O estudo europeu envolveu 180 mil homens por 10 anos. Verificou que
para evitar uma morte foram necessários 1.400 PSA e 50 tratamentos, dos
quais 20 ou 30 ficaram impotentes. Para os epidemiologistas, é número
muito alto de diagnósticos e de disfunção erétil para salvar uma vida.
Daí a US Preventive Services Task Force, a Canadian Task Force, o
National Institute of Cancer, dos EUA, o Inca e o Centro de Promoção de
Saúde do Hospital das Clínicas de São Paulo continuarem não recomendando
a avaliação em homens aparentemente saudáveis, sem histórico familiar.
“Só se recomenda o rastreamento populacional, quando o exame é fácil
de fazer, detecta a doença no início, ela é frequente e o tratamento
precoce muda o curso dela”, esclarece Lichtenstein. “Isso está
comprovado para hipertensão, diabetes e câncer do colo do útero.

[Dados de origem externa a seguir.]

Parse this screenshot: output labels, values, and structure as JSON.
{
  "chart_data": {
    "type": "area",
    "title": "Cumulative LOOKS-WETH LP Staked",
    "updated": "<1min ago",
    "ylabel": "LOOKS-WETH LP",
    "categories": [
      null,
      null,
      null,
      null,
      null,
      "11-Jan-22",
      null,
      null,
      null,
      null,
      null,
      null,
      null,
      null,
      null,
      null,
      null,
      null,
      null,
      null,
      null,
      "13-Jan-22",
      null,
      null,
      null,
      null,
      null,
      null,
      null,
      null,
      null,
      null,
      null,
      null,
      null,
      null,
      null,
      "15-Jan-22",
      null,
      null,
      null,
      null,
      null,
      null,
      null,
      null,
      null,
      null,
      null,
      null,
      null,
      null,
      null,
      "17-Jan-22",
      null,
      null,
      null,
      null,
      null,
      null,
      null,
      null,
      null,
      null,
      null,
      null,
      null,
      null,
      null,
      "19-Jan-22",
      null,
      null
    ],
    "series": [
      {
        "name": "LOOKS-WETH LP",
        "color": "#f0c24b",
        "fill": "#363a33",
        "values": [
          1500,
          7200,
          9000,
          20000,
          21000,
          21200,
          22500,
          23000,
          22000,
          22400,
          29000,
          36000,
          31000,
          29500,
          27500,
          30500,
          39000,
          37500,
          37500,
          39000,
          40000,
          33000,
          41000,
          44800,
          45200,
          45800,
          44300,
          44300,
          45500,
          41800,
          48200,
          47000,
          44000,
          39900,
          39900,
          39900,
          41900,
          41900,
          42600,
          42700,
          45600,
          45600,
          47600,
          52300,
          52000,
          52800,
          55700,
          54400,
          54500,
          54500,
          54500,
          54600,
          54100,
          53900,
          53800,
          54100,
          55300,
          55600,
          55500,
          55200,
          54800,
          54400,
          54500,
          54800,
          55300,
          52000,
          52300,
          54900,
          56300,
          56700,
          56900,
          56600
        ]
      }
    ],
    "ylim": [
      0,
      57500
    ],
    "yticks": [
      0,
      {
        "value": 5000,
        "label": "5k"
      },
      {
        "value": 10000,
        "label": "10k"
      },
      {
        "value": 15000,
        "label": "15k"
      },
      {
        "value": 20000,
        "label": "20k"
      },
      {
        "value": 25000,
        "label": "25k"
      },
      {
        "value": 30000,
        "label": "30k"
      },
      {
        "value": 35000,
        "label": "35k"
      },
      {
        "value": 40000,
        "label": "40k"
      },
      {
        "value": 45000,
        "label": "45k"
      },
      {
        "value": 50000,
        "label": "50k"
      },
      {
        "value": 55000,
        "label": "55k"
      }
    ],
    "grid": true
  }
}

Para o
câncer de próstata, ainda não.”
“Só que quando o câncer de próstata dá sintomas, a doença já se
disseminou”, alerta Glina. “Aí, o tratamento é paliativo, não há mais
chance de cura.”
Diante desses prós e contras, o que fazer?
Se você tem histórico familiar de câncer de próstata, não há o que
discutir. A recomendação é unânime: faça a avaliação anual a partir
dos 40 anos. Isso implica toque retal e PSA.
Tendo dor, desconforto ou sintomas urinários, procure ajuda médica
também, qualquer que seja a sua idade.
Se você tem 50 anos ou mais, está saudável, a decisão de fazer o
check-up anual de próstata é sua. Discuta com o seu médico. Questione-os
sobre os prós e contras.
O economista Carlos Vieira, 59 anos, faz desde os 50: “Fico mais
tranqüilo”.
O colega de trabalho Marcos Pacheco, 57, não: “Enquanto não estiver
comprovado que vale a pena em homens saudáveis, não farei. Pelo menos,
até os sintomas aparecerem – se aparecerem — vou ser feliz”.
Mas qualquer que seja a sua decisão, cuidado com os espertalhões.
“Tem médico que fala que opera com robô e garante 100% de potência no
pós-operatório”, alerta Glina. “Isso é mentira.”